Their system is an adaptive dual-mode LED-based optical wireless power transmission (OWPT) platform. It was designed to overcome the major limitations of traditional far-field wireless power methods. Unlike laser-based OWPT — which can deliver significant power but poses safety risks in human-occupied spaces — LEDs offer a safe, low-cost alternative suitable for everyday indoor environments. The challenge, however, has always been that LED beams tend to spread out, making long-distance power transfer inefficient, especially when ambient lighting changes.

The team tackled these issues with a clever combination of adaptive optics and AI-driven beam control. At the heart of their transmitter is a double-layer lens system that includes a tunable liquid lens. By adjusting the focal length on the fly, the system can maintain a tight, energy-dense spot of light at distances of up to five meters. This is a significant improvement over past LED-based designs.

A dual-axis motorized reflector then steers this beam with high precision. Using an RGB-IR depth camera, the system identifies both the photovoltaic receivers and the exact location where the beam is landing. An onboard neural network refines that detection, allowing the system to lock onto receivers of different sizes, even as lighting conditions change.
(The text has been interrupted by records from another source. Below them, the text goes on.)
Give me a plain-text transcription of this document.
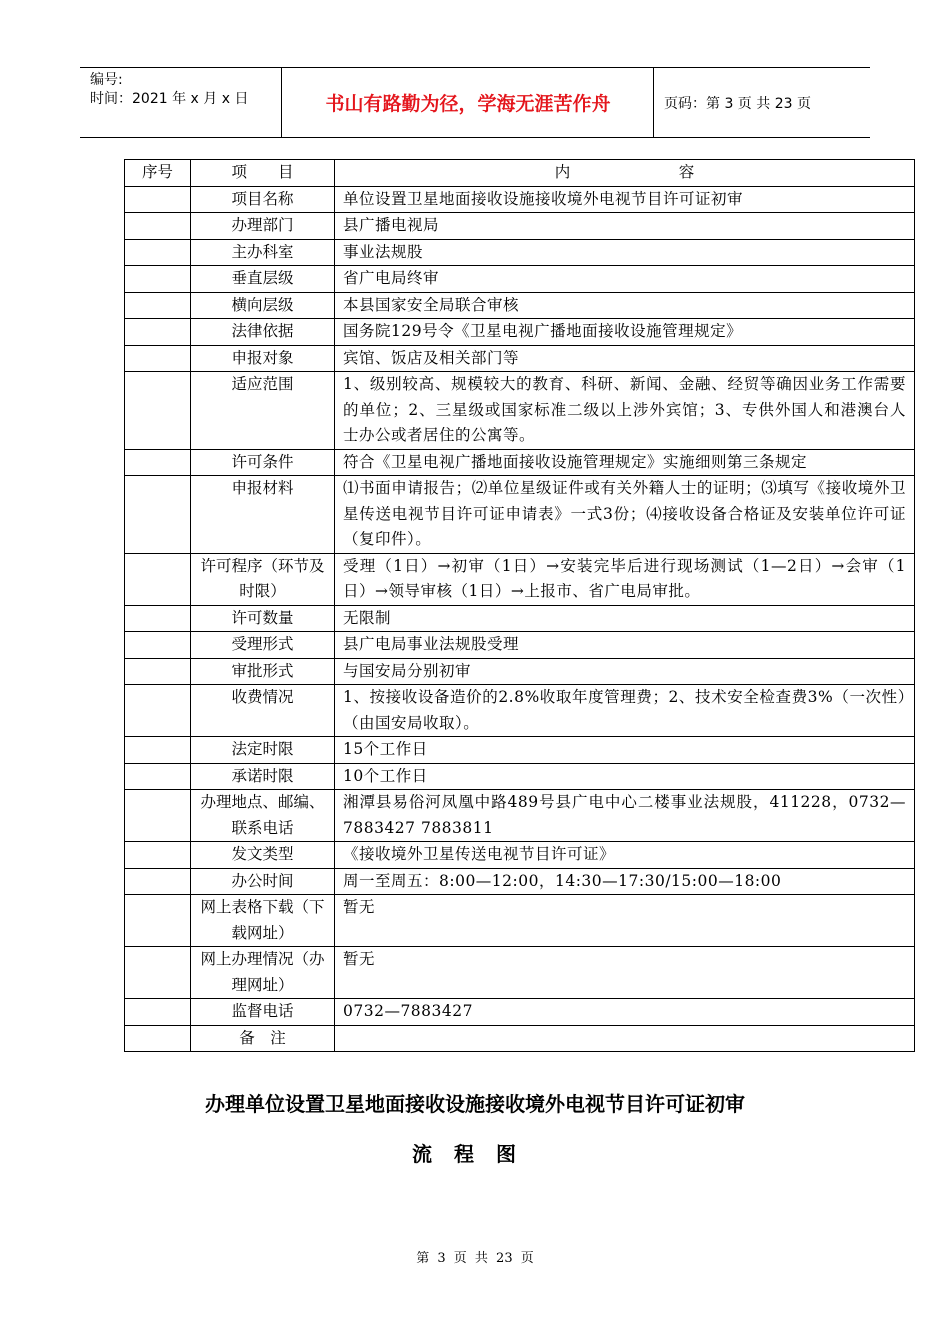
编号:
时间：2021 年 x 月 x 日	书山有路勤为径，学海无涯苦作舟	页码：第 3 页 共 23 页
序号	项　　目	内　　　　　　　容
	项目名称	单位设置卫星地面接收设施接收境外电视节目许可证初审
	办理部门	县广播电视局
	主办科室	事业法规股
	垂直层级	省广电局终审
	横向层级	本县国家安全局联合审核
	法律依据	国务院129号令《卫星电视广播地面接收设施管理规定》
	申报对象	宾馆、饭店及相关部门等
	适应范围	1、级别较高、规模较大的教育、科研、新闻、金融、经贸等确因业务工作需要的单位；2、三星级或国家标准二级以上涉外宾馆；3、专供外国人和港澳台人士办公或者居住的公寓等。
	许可条件	符合《卫星电视广播地面接收设施管理规定》实施细则第三条规定
	申报材料	⑴书面申请报告；⑵单位星级证件或有关外籍人士的证明；⑶填写《接收境外卫星传送电视节目许可证申请表》一式3份；⑷接收设备合格证及安装单位许可证（复印件）。
	许可程序（环节及时限）	受理（1日）→初审（1日）→安装完毕后进行现场测试（1—2日）→会审（1日）→领导审核（1日）→上报市、省广电局审批。
	许可数量	无限制
	受理形式	县广电局事业法规股受理
	审批形式	与国安局分别初审
	收费情况	1、按接收设备造价的2.8%收取年度管理费；2、技术安全检查费3%（一次性）（由国安局收取）。
	法定时限	15个工作日
	承诺时限	10个工作日
	办理地点、邮编、联系电话	湘潭县易俗河凤凰中路489号县广电中心二楼事业法规股，411228，0732—7883427 7883811
	发文类型	《接收境外卫星传送电视节目许可证》
	办公时间	周一至周五：8:00—12:00，14:30—17:30/15:00—18:00
	网上表格下载（下载网址）	暂无
	网上办理情况（办理网址）	暂无
	监督电话	0732—7883427
	备　注	
办理单位设置卫星地面接收设施接收境外电视节目许可证初审
流程图
第 3 页 共 23 页
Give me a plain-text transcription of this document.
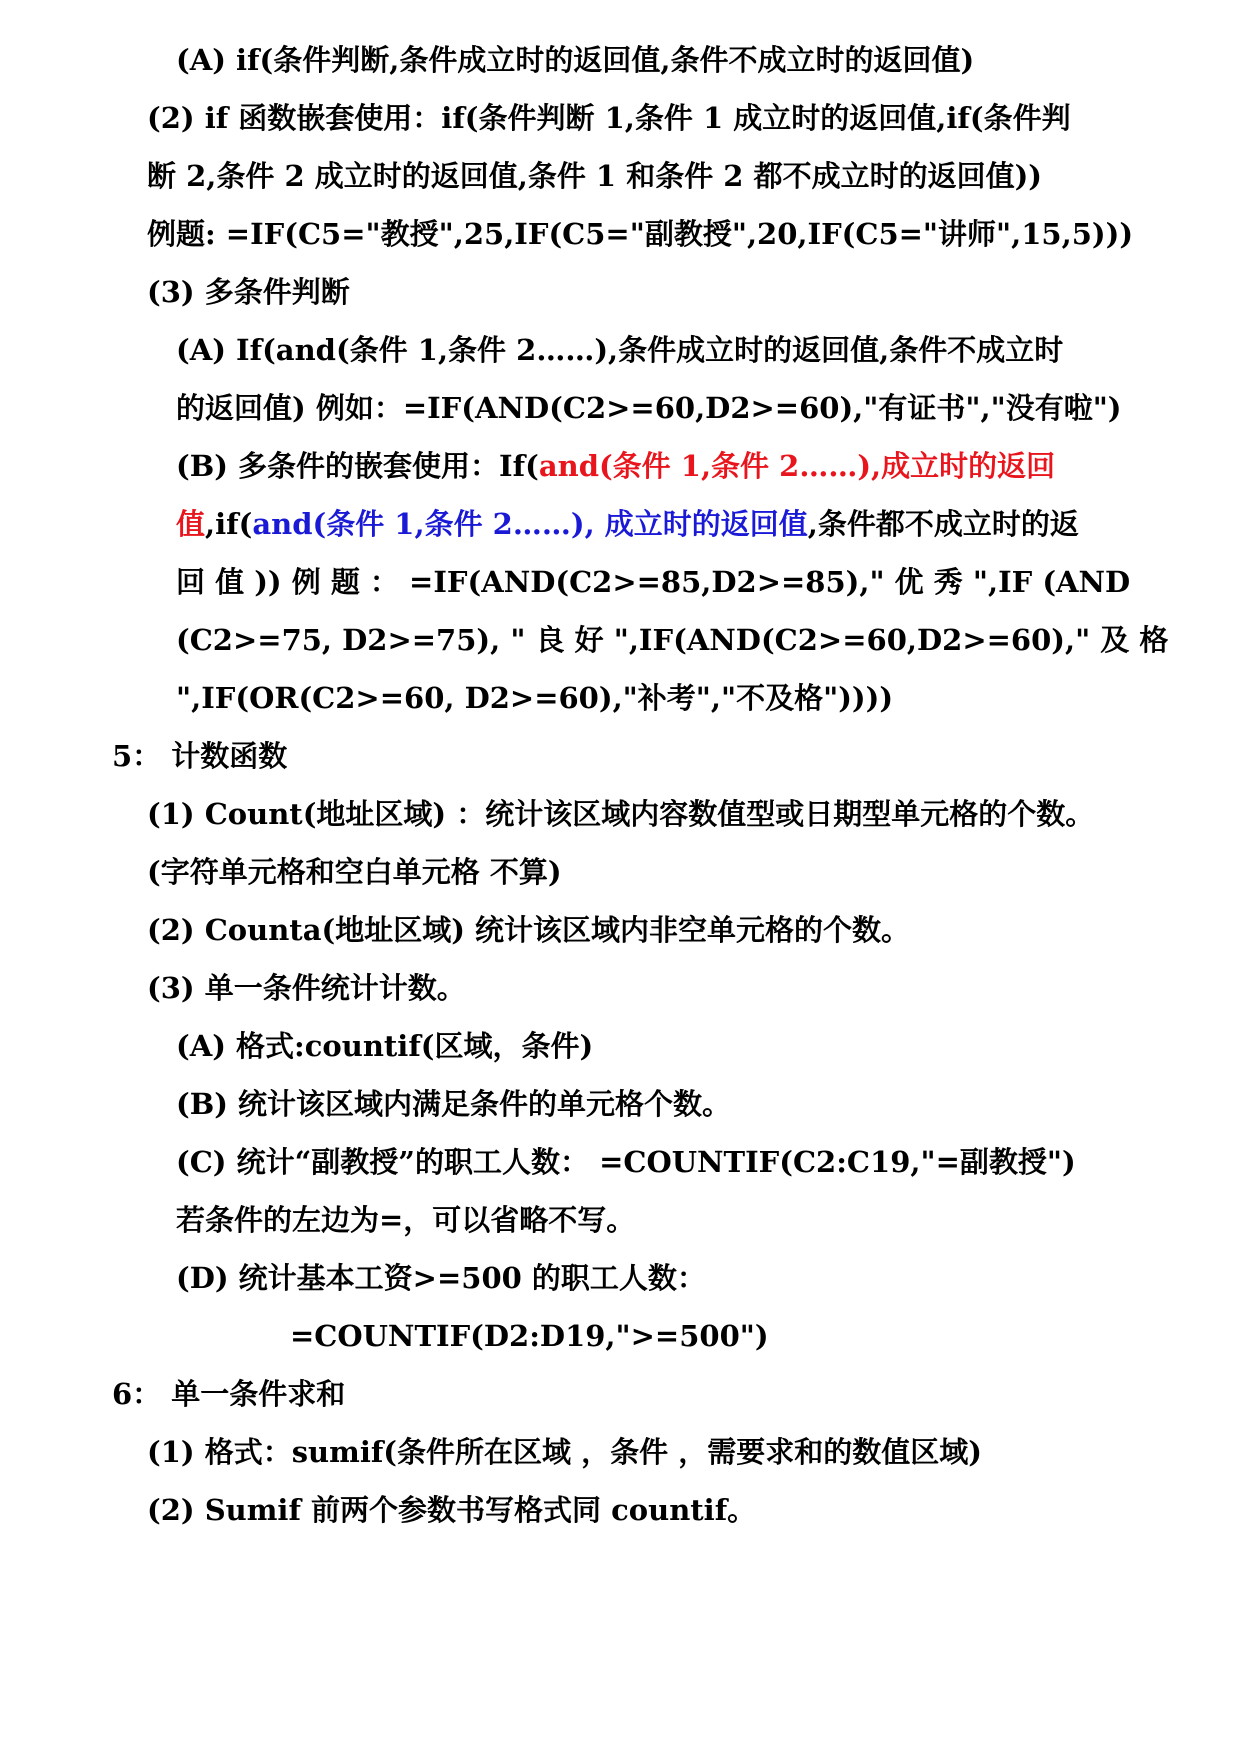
(A) if(条件判断,条件成立时的返回值,条件不成立时的返回值)
(2) if 函数嵌套使用：if(条件判断 1,条件 1 成立时的返回值,if(条件判
断 2,条件 2 成立时的返回值,条件 1 和条件 2 都不成立时的返回值))
例题: =IF(C5="教授",25,IF(C5="副教授",20,IF(C5="讲师",15,5)))
(3) 多条件判断
(A) If(and(条件 1,条件 2……),条件成立时的返回值,条件不成立时
的返回值) 例如：=IF(AND(C2>=60,D2>=60),"有证书","没有啦")
(B) 多条件的嵌套使用：If(and(条件 1,条件 2……),成立时的返回
值,if(and(条件 1,条件 2……), 成立时的返回值,条件都不成立时的返
回 值 )) 例 题 ： =IF(AND(C2>=85,D2>=85)," 优 秀 ",IF (AND
(C2>=75, D2>=75), " 良 好 ",IF(AND(C2>=60,D2>=60)," 及 格
",IF(OR(C2>=60, D2>=60),"补考","不及格"))))
5： 计数函数
(1) Count(地址区域) ：统计该区域内容数值型或日期型单元格的个数。
(字符单元格和空白单元格 不算)
(2) Counta(地址区域) 统计该区域内非空单元格的个数。
(3) 单一条件统计计数。
(A) 格式:countif(区域，条件)
(B) 统计该区域内满足条件的单元格个数。
(C) 统计“副教授”的职工人数： =COUNTIF(C2:C19,"=副教授")
若条件的左边为=，可以省略不写。
(D) 统计基本工资>=500 的职工人数：
=COUNTIF(D2:D19,">=500")
6： 单一条件求和
(1) 格式：sumif(条件所在区域 ，条件 ，需要求和的数值区域)
(2) Sumif 前两个参数书写格式同 countif。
One particularly clever element is the use of retroreflective material surrounding each receiver. This ensures accurate tracking in the dark, enabling normal operation whether the room lights are on or off.

In tests, the system was able to hop between multiple receivers quickly and maintain stable power delivery without interruption. If scaled and commercialized, this approach could form the backbone of future indoor IoT infrastructure — one where sensors, appliances, and other tiny devices remain powered indefinitely without cables or battery swaps.